CSM/SP: Registro de imóveis – Arrematação – Emolumentos devidos pelo ingresso de penhora – Recolhimento diferido para o momento do registro da arrematação nos termos do item 1.7 das notas explicativas – Débito que não se subroga no preço da arrematação – Exigência, porém, impertinente para o registro da arrematação – Recurso provido, com observação.


  
 

Apelação Cível nº 1001657-92.2023.8.26.0441

Espécie: APELAÇÃO
Número: 1001657-92.2023.8.26.0441
Comarca: PERUÍBE

PODER JUDICIÁRIO

TRIBUNAL DE JUSTIÇA DO ESTADO DE SÃO PAULO

CONSELHO SUPERIOR DA MAGISTRATURA

Apelação Cível nº 1001657-92.2023.8.26.0441

Registro: 2024.0000118347

ACÓRDÃO

Vistos, relatados e discutidos estes autos de Apelação Cível nº 1001657-92.2023.8.26.0441, da Comarca de Peruíbe, em que é apelante NELSON DE SOUZA PINTO NETO, é apelado OFICIAL DE REGISTRO DE IMÓVEIS E ANEXOS DA COMARCA DE PERUÍBE.

ACORDAM, em Conselho Superior da Magistratura do Tribunal de Justiça de São Paulo, proferir a seguinte decisão: “Deram provimento, com observação, v u.”, de conformidade com o voto do Relator, que integra este acórdão.
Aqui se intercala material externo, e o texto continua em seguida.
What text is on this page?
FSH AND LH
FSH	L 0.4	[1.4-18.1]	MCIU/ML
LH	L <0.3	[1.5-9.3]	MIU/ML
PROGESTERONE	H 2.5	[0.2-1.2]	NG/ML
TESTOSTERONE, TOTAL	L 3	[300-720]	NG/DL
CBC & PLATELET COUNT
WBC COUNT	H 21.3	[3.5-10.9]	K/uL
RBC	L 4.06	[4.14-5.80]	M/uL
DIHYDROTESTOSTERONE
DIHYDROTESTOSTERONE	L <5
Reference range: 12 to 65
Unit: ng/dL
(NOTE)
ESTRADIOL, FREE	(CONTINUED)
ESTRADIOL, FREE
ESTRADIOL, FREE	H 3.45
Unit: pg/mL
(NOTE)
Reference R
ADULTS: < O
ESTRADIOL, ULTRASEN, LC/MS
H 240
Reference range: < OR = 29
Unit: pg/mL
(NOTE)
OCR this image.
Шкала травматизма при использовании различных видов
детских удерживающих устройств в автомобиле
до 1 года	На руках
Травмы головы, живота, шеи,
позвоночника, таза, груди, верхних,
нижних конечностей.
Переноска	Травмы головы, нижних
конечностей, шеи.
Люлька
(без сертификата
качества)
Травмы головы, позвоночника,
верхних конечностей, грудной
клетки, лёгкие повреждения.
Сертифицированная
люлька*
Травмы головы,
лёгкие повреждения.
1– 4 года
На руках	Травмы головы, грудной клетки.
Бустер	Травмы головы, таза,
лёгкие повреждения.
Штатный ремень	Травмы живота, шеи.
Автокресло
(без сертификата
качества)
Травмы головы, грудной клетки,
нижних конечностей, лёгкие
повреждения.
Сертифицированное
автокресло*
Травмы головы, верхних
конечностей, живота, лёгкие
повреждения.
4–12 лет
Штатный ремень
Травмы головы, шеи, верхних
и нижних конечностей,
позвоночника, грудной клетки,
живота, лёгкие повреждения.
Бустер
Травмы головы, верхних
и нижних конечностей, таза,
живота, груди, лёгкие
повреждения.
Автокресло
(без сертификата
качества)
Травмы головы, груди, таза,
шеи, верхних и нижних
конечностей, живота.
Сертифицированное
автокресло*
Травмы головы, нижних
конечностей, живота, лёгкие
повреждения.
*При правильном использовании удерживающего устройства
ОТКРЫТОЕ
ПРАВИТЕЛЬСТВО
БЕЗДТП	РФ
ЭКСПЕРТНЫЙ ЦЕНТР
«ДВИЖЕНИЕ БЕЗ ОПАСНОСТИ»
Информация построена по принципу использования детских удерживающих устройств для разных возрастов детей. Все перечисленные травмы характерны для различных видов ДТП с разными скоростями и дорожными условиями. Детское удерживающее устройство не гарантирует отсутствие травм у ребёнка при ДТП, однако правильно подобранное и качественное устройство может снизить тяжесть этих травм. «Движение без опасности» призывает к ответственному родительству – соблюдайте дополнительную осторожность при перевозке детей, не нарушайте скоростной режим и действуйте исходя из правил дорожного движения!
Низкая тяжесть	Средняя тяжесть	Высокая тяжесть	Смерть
O julgamento teve a participação dos Exmos. Desembargadores FERNANDO TORRES GARCIA (PRESIDENTE TRIBUNAL DE JUSTIÇA) (Presidente), BERETTA DA SILVEIRA (VICE PRESIDENTE), XAVIER DE AQUINO (DECANO), TORRES DE CARVALHO(PRES. SEÇÃO DE DIREITO PÚBLICO), HERALDO DE OLIVEIRA (PRES. SEÇÃO DE DIREITO PRIVADO) E CAMARGO ARANHA FILHO(PRES. SEÇÃO DE DIREITO CRIMINAL).

São Paulo, 16 de fevereiro de 2024.

FRANCISCO LOUREIRO

Corregedor Geral da Justiça e Relator

APELAÇÃO CÍVEL nº 1001657-92.2023.8.26.0441

Apelante: Nelson de Souza Pinto Neto

Apelado: Oficial de Registro de Imóveis e Anexos da Comarca de Peruíbe

VOTO Nº 43.012

Registro de imóveis – Arrematação – Emolumentos devidos pelo ingresso de penhora – Recolhimento diferido para o momento do registro da arrematação nos termos do item 1.7 das notas explicativas – Débito que não se subroga no preço da arrematação – Exigência, porém, impertinente para o registro da arrematação – Recurso provido, com observação.

Trata-se de recurso de apelação interposto por Nelson de Souza Pinto Neto contra a r. sentença de fls. 92/97, proferida pelo MM. Juiz Corregedor Permanente do Oficial de Registro de Imóveis da Comarca de Peruíbe, a qual considerou correta a exigência pelo recolhimento dos emolumentos devidos pela averbação e pelo cancelamento de penhora determinada no processo que originou a carta de arrematação, a qual foi apresentada a registro (matrícula n. 28.385 daquela serventia; prenotação n. 76.905).

A parte recorrente narra que apresentou a carta de arrematação, extraída do processo de autos n. 0135100-51.2009.5.15.0071, que tramita perante a Vara do Trabalho de Mogi Guaçu, sendo que o Registrador cobrou os emolumentos da averbação da penhora e do respectivo cancelamento, além dos tributos relativos ao registro da arrematação e da expedição de certidão pelos atos praticados.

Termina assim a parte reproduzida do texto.